Search code examples
scikit-learnlogistic-regressioncross-validation

Can't get LogisticRegressionCV to converge for any other Cs then 1


I'm trying to build a logistic regression model with an array of hyperparameter values such as:

lambdas = [0.001, 0.01, 0.05, 0.1, 1., 100.]

However, the model won't converge unless i have Cs = 1.Here is my code:

X_train, X_test, y_train, y_test = train_test_split(X, Y, test_size=0.2,random_state=42)
lambdas = [0.001, 0.01, 0.05, 0.1, 1., 100.]

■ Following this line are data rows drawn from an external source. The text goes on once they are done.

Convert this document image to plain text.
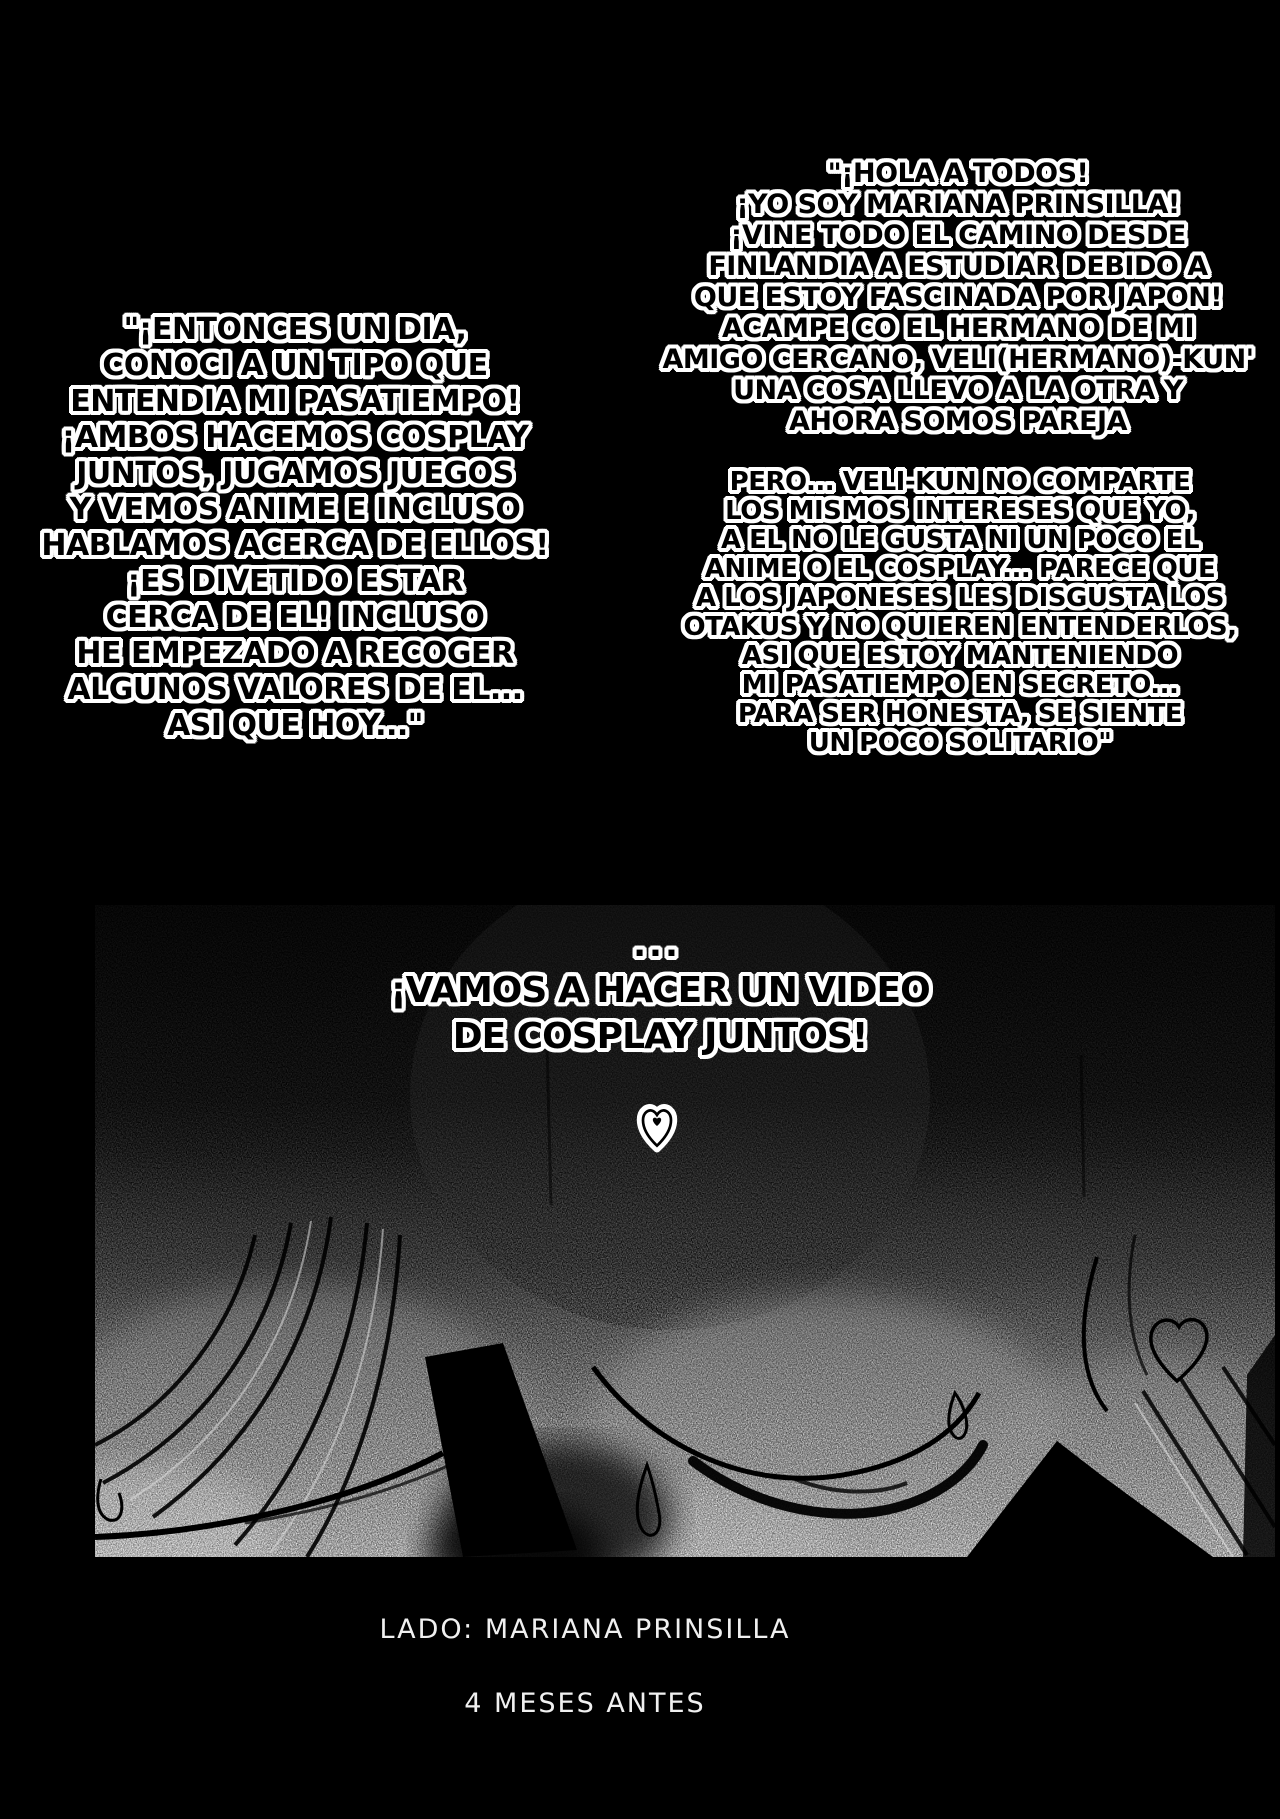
"¡ENTONCES UN DIA,
CONOCI A UN TIPO QUE
ENTENDIA MI PASATIEMPO!
¡AMBOS HACEMOS COSPLAY
JUNTOS, JUGAMOS JUEGOS
Y VEMOS ANIME E INCLUSO
HABLAMOS ACERCA DE ELLOS!
¡ES DIVETIDO ESTAR
CERCA DE EL! INCLUSO
HE EMPEZADO A RECOGER
ALGUNOS VALORES DE EL...
ASI QUE HOY..."
"¡HOLA A TODOS!
¡YO SOY MARIANA PRINSILLA!
¡VINE TODO EL CAMINO DESDE
FINLANDIA A ESTUDIAR DEBIDO A
QUE ESTOY FASCINADA POR JAPON!
ACAMPE CO EL HERMANO DE MI
AMIGO CERCANO, VELI(HERMANO)-KUN'
UNA COSA LLEVO A LA OTRA Y
AHORA SOMOS PAREJA
PERO... VELI-KUN NO COMPARTE
LOS MISMOS INTERESES QUE YO,
A EL NO LE GUSTA NI UN POCO EL
ANIME O EL COSPLAY... PARECE QUE
A LOS JAPONESES LES DISGUSTA LOS
OTAKUS Y NO QUIEREN ENTENDERLOS,
ASI QUE ESTOY MANTENIENDO
MI PASATIEMPO EN SECRETO...
PARA SER HONESTA, SE SIENTE
UN POCO SOLITARIO"
...
¡VAMOS A HACER UN VIDEO
DE COSPLAY JUNTOS!
LADO: MARIANA PRINSILLA
4 MESES ANTES
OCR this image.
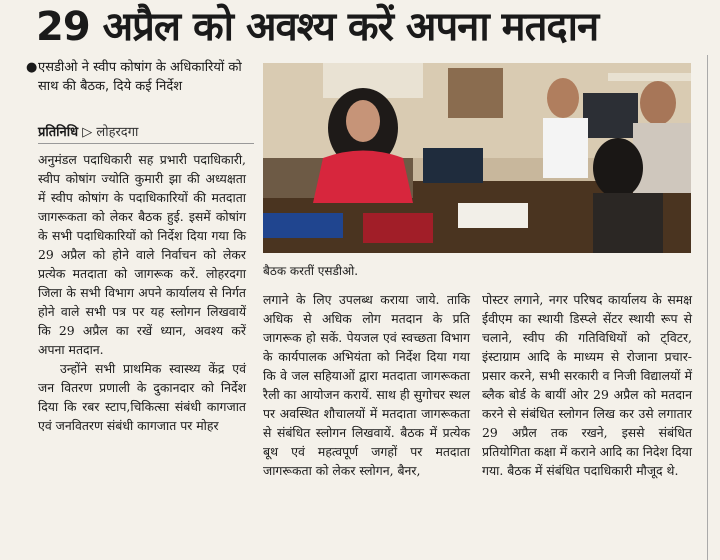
29 अप्रैल को अवश्य करें अपना मतदान
● एसडीओ ने स्वीप कोषांग के अधिकारियों को साथ की बैठक, दिये कई निर्देश
प्रतिनिधि ▷ लोहरदगा

अनुमंडल पदाधिकारी सह प्रभारी पदाधिकारी, स्वीप कोषांग ज्योति कुमारी झा की अध्यक्षता में स्वीप कोषांग के पदाधिकारियों की मतदाता जागरूकता को लेकर बैठक हुई. इसमें कोषांग के सभी पदाधिकारियों को निर्देश दिया गया कि 29 अप्रैल को होने वाले निर्वाचन को लेकर प्रत्येक मतदाता को जागरूक करें. लोहरदगा जिला के सभी विभाग अपने कार्यालय से निर्गत होने वाले सभी पत्र पर यह स्लोगन लिखवायें कि 29 अप्रैल का रखें ध्यान, अवश्य करें अपना मतदान.

उन्होंने सभी प्राथमिक स्वास्थ्य केंद्र एवं जन वितरण प्रणाली के दुकानदार को निर्देश दिया कि रबर स्टाप,चिकित्सा संबंधी कागजात एवं जनवितरण संबंधी कागजात पर मोहर

बैठक करतीं एसडीओ.

लगाने के लिए उपलब्ध कराया जाये. ताकि अधिक से अधिक लोग मतदान के प्रति जागरूक हो सकें. पेयजल एवं स्वच्छता विभाग के कार्यपालक अभियंता को निर्देश दिया गया कि वे जल सहियाओं द्वारा मतदाता जागरूकता रैली का आयोजन करायें. साथ ही सुगोचर स्थल पर अवस्थित शौचालयों में मतदाता जागरूकता से संबंधित स्लोगन लिखवायें. बैठक में प्रत्येक बूथ एवं महत्वपूर्ण जगहों पर मतदाता जागरूकता को लेकर स्लोगन, बैनर,

पोस्टर लगाने, नगर परिषद कार्यालय के समक्ष ईवीएम का स्थायी डिस्प्ले सेंटर स्थायी रूप से चलाने, स्वीप की गतिविधियों को ट्विटर, इंस्टाग्राम आदि के माध्यम से रोजाना प्रचार-प्रसार करने, सभी सरकारी व निजी विद्यालयों में ब्लैक बोर्ड के बायीं ओर 29 अप्रैल को मतदान करने से संबंधित स्लोगन लिख कर उसे लगातार 29 अप्रैल तक रखने, इससे संबंधित प्रतियोगिता कक्षा में कराने आदि का निदेश दिया गया. बैठक में संबंधित पदाधिकारी मौजूद थे.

RidgeCV = LogisticRegressionCV(Cs = lambdas,penalty ="l2",cv=10,solver="saga",max_iter=1000)
RidgeCV.fit(X_train, y_train)

Does anyone know how to solve this?

I tried to change the solver, inrease max_iter, change the cross validation ammount. Different scaling of the data.The data looks as follows before applying a standard scaler: data head screenshot


Solution

  • Cs = 1 means you have C as 0.0001. See https://github.com/scikit-learn/scikit-learn/blob/98cf537f5c538fdbc9d27b851cf03ce7611b8a48/sklearn/linear_model/_logistic.py#L266

    It seems like your data need stronger regularization. You may try grid search for even lower lambda, such as [0.0001, 0.00001, 0.000001].